Occasionally, I revert to the other Colin and still struggle with anxiety. I’ll look in the mirror most mornings, think, and breathe. Then think some more. I always struggle with my identity and recognize that I am a work in progress. My sexuality, emotions, friendships, and more are still confusing, but they’re supposed to be. I still have bad days when I want to go home to hug my parents and dogs or days when I just want to cry on my roommate’s shoulder. Many days I feel alone and maybe even more confused than I once was. Being human– being me– is not easy.

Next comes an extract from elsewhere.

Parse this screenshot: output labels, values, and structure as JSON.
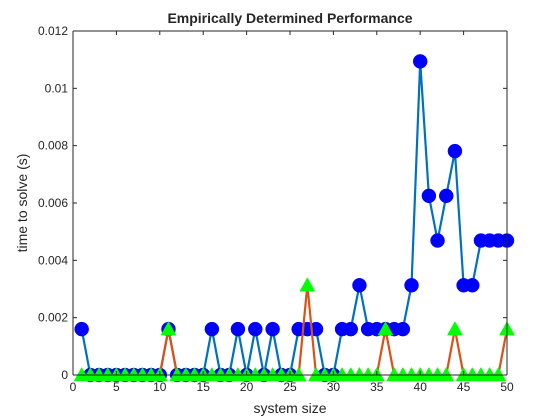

I know that I am who I am for a reason and that what makes me different is what makes me beautiful. I like sports, but who cares if maybe I didn’t? Masculinity is not one stagnant definition; I realize it differs for every boy and man. And if you don’t feel masculine, that’s even cooler. Your experience is just as valuable as mine.
I know that I am masculine. I’ve become much more emotionally intelligent than I once was and am more in touch with my feelings. I am not scared to open up about things that disturb or shake me, and I advocate for other people that are different and like me. That is masculinity to me. I hope that other boys on Villanova’s campus aren’t afraid to be truthful to themselves and feel the emotions that come over them. Trust me; I understand how difficult it may seem to face those. Just know that it doesn’t make you any less of a man. And if your interests make you seem just a little less manly, I just say screw it. Life is too short for that comparison. What makes you an individual is much more prosperous than what makes you like the people around you.
I am strong. I am a man. I am creative. I am Colin.
Villanova, if you are reading this, know that society has nothing on you. Be yourself and learn to love your uniqueness. Draw a picture, make a playlist, and do something that fulfills the personality from within– not the one people expect from you. And if you’re struggling with your definition of masculinity, you are not alone. I’m proud of your progress.